Репетиции шли дольше обычного — Васильев выторговал себе три полных месяца работы. Он с самого начала хотел найти некий обходной путь, чтобы вычленить, насильно вырвать драматическое содержание из неспешного нарративного текста. Лучше всего тут подходил «Платонов» — ранняя пьеса Чехова, которая казалась чересчур странной даже современникам — слишком уж много там персонажей, слишком уж дикие, немотивированные страсти их связывают. Вот этому самому «Платонову» мы отдали полтора месяца работы — и только после переезда в Страсбург, уже в репетиционном зале TNS, начались подробные занятия собственно «Рассказом». «Платонов» у нас работался в переводе Андре Маркóвича (André Markowicz), главного французского переводчика русской классики от Достоевского до Чехова, а «Рассказ» предполагалось начинать на основе последнего французского издания повестей Чехова, но из этого плана так ничего и не вышло… Буквально с самого начала нам пришлось безжалостно перекраивать все существующие французские версии.
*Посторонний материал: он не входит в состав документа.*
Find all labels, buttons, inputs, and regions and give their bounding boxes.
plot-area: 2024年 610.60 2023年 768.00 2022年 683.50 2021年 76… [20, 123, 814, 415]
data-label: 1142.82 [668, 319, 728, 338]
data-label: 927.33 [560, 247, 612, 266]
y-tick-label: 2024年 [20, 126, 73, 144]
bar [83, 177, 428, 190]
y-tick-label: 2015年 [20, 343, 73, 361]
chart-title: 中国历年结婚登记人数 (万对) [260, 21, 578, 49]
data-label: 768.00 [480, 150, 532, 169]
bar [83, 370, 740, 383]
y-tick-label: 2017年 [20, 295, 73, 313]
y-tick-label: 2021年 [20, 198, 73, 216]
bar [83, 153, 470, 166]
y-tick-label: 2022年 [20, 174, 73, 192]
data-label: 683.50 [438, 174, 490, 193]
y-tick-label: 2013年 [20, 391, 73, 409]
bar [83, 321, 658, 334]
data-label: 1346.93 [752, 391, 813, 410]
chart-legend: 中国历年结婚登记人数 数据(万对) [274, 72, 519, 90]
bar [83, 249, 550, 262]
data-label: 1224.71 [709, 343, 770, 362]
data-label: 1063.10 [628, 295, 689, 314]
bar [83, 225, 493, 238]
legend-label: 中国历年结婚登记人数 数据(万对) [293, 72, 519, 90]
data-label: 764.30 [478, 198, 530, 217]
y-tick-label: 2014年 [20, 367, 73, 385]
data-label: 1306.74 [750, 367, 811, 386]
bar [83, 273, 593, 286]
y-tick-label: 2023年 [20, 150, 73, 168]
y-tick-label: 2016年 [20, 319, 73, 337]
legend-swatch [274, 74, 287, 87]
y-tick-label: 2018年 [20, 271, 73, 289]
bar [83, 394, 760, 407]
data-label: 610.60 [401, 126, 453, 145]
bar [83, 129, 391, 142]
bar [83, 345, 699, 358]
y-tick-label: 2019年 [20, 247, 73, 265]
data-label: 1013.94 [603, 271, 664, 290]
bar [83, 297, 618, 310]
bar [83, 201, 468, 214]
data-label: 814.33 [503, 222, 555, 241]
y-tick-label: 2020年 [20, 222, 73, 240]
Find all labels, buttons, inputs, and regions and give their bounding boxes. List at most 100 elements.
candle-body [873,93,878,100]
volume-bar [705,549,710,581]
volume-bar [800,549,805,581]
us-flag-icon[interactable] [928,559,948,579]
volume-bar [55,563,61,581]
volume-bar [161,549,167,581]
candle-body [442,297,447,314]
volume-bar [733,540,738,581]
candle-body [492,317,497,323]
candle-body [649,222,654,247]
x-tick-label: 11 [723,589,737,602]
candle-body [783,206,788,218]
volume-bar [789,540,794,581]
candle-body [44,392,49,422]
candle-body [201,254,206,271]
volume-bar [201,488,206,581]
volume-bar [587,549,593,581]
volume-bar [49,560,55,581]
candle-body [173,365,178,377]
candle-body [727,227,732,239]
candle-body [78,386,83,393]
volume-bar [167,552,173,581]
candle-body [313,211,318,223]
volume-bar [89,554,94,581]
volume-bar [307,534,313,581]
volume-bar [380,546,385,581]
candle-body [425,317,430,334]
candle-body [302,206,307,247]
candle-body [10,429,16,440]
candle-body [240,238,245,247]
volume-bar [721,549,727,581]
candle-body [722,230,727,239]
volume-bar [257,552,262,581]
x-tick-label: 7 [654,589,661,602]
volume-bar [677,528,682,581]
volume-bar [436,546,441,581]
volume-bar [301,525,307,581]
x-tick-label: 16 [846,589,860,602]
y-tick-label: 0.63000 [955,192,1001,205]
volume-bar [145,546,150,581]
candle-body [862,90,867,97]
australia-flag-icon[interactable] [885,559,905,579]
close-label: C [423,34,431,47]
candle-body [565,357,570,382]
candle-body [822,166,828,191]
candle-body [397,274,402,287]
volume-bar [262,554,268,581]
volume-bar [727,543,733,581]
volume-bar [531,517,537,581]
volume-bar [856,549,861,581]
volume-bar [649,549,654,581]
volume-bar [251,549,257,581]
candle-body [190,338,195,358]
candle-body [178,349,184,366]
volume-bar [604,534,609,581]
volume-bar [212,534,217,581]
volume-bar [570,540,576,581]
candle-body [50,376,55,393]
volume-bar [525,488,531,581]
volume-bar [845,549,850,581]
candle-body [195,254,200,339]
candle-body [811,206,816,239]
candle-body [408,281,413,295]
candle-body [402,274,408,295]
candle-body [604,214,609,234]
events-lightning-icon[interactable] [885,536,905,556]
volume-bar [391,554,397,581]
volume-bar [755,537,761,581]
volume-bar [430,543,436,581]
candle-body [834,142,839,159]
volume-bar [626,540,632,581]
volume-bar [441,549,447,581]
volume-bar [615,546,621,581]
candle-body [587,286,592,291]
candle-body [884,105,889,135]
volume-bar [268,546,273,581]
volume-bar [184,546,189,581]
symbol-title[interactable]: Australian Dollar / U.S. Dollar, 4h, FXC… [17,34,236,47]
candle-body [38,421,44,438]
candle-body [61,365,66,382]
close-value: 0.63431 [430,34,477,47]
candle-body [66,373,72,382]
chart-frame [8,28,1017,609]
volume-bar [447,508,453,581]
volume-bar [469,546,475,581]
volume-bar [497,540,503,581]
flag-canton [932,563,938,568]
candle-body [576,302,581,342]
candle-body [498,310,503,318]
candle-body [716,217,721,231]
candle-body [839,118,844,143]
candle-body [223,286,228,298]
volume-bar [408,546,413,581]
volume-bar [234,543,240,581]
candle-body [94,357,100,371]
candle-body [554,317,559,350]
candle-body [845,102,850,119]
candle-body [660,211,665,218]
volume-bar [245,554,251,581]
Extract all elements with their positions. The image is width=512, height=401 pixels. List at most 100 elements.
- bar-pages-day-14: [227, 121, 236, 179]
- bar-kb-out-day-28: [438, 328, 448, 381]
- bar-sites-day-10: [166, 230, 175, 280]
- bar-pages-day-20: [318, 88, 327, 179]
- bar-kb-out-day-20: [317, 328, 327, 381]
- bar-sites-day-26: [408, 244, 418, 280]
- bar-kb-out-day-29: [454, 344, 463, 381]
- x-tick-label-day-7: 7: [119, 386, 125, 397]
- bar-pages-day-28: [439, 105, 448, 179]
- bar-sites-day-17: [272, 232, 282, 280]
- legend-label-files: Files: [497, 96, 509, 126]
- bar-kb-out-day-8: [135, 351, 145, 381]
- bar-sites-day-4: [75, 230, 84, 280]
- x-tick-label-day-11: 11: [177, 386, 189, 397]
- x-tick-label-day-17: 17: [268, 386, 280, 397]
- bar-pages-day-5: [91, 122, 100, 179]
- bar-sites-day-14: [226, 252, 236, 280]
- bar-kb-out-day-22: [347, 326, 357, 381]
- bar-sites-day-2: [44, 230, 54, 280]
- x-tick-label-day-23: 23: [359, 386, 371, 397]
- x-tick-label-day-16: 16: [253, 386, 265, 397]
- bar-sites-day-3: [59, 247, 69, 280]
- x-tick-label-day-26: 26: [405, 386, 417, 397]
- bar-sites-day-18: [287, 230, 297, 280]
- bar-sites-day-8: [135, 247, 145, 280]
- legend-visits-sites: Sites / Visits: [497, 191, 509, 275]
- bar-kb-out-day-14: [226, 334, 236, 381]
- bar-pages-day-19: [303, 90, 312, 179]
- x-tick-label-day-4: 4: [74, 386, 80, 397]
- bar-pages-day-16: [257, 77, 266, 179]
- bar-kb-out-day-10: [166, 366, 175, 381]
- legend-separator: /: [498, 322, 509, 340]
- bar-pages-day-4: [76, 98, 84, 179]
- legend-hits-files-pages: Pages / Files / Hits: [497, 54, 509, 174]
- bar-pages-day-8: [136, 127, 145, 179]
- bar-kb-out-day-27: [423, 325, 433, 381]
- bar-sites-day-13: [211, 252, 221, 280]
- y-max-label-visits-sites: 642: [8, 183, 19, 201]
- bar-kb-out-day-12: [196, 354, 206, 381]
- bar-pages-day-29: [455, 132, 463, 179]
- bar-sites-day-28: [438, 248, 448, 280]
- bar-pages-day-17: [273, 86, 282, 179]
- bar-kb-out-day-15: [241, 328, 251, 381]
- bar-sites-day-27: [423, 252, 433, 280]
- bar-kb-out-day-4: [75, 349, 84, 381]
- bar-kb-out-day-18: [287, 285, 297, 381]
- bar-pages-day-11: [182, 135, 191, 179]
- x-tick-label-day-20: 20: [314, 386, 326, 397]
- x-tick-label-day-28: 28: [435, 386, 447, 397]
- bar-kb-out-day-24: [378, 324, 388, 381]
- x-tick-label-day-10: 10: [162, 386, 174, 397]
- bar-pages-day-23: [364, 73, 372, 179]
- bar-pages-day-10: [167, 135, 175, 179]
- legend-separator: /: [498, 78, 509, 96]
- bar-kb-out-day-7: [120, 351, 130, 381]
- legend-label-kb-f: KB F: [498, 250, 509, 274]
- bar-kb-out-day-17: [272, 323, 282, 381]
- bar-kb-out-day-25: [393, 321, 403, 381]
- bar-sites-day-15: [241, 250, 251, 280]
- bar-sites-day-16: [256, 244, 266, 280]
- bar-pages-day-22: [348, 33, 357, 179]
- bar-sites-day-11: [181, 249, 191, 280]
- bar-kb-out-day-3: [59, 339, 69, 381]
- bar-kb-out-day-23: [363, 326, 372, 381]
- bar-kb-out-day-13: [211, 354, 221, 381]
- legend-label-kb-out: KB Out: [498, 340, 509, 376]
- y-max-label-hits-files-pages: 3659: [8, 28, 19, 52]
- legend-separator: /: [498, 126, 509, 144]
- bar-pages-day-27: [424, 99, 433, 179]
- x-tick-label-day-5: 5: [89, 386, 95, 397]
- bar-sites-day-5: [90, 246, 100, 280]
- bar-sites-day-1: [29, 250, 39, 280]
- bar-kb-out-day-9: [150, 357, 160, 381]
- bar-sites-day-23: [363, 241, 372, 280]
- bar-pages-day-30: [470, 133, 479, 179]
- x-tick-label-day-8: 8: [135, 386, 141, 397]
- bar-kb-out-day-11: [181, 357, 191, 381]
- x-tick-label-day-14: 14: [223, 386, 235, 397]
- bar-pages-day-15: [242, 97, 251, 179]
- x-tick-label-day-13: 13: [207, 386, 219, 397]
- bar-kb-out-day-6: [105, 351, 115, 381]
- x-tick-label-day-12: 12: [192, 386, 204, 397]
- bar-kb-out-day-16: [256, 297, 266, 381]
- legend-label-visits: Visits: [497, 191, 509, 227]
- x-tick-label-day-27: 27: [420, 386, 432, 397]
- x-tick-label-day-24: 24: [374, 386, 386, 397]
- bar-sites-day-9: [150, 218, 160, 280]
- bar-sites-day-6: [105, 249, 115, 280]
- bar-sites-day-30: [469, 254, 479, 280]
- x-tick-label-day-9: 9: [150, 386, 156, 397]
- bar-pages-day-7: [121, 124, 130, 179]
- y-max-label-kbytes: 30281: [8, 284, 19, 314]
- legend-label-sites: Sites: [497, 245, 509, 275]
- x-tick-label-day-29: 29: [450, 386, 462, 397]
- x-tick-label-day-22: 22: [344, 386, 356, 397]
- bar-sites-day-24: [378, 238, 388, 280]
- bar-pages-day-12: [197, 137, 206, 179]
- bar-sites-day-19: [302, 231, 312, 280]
Предлагая свой вариант текста инсценировки, я так и не смогла (как предполагала прежде) сделать нечто вроде правленой нарезки или компиляции из существующих переводов. Все-таки французская традиция слишком сглаживает и полирует русских авторов, она как бы вежливо усредняет, уплощает и лексику, и внутренний, глубинный смысл повествования. Васильеву нужен был Чехов почти буквальный, резкий и грубоватый, с неловкими шуточками и какой-то медвежьей неуклюжестью. Редактируя текст инсценировки, мы вместе с режиссером и актерами прочитывали самые сложные места, а я старалась предлагать как раз прямые, самые буквальные варианты перевода (и чаще всего именно такие шероховатые и резкие куски оставались в окончательной версии). Вышел у нас в результате Чехов с центром тяжести, заметно сместившимся в сторону Достоевского (причем с явными лебядкинскими интонациями), Чехов грубовато-земной, terre-à-terre, но — как ни странно — куда больше пригодный для трансляции метафизических идей. В скобочках скажу, что в парижских упражнениях-этюдах, продолжавшихся до самого конца января, Станислас смог принять участие лишь полтора месяца спустя. Потому и Неизвестный, задуманный как странное сочетание, слияние колеблющегося неврастеника Платонова и холодного, легкого убийцы-мистика Осипа, вышел таким недоделанным.
Существенно переменилась и композиция всей вещи — скажем, «Пролог» Васильев перенес в середину спектакля, разорвав нарративное течение действия необъявленным антрактом. Изначально у нас предполагалось шесть глав (четыре — с графом Орловым и две — с Неизвестным, «Пролог» Неизвестного и «Эпилог» как встреча двоих мужчин уже после смерти Зинаиды). Про Васильева-то я все прекрасно понимаю: ему хотелось вначале показать вживую, дать зрителям ощутить нечто в опыте, оставив смыслы размытыми, а действие — отчасти неясным и загадочным. Станислас с большим трудом встраивался внутрь этих конструкций. Сам он, даже в Пиранделло, даже пытаясь справиться с Хандке или Тарковским, привык подробно объяснять своим зрителям, что и зачем происходит на сцене. Он так и не смог полностью довериться Васильеву, пойти вслед за ним внутрь лабиринта, где волей-неволей продвигаешься на ощупь, где новый поворот за угол всякий раз означает потерю равновесия и устойчивости… «Пролог» Васильеву виделся куда разнообразнее… Пятую же сцену (договор и побег Неизвестного и Зинаиды) ему в конечном счете пришлось сократить до нескольких реплик.
Пока — посмотрим сам этот расклад «Рассказа неизвестного человека», каким он привиделся Васильеву, неустанно твердившему нам о трех ипостасях свободы: это свобода как концепция безудержного и внеморального, хотя и достаточно комфортного, элегантного наслаждения (граф Орлов), свобода как энергия самоубийственного протеста (Неизвестный) и, наконец, свобода как любовь, способная на последнюю степень открытости (Зинаида).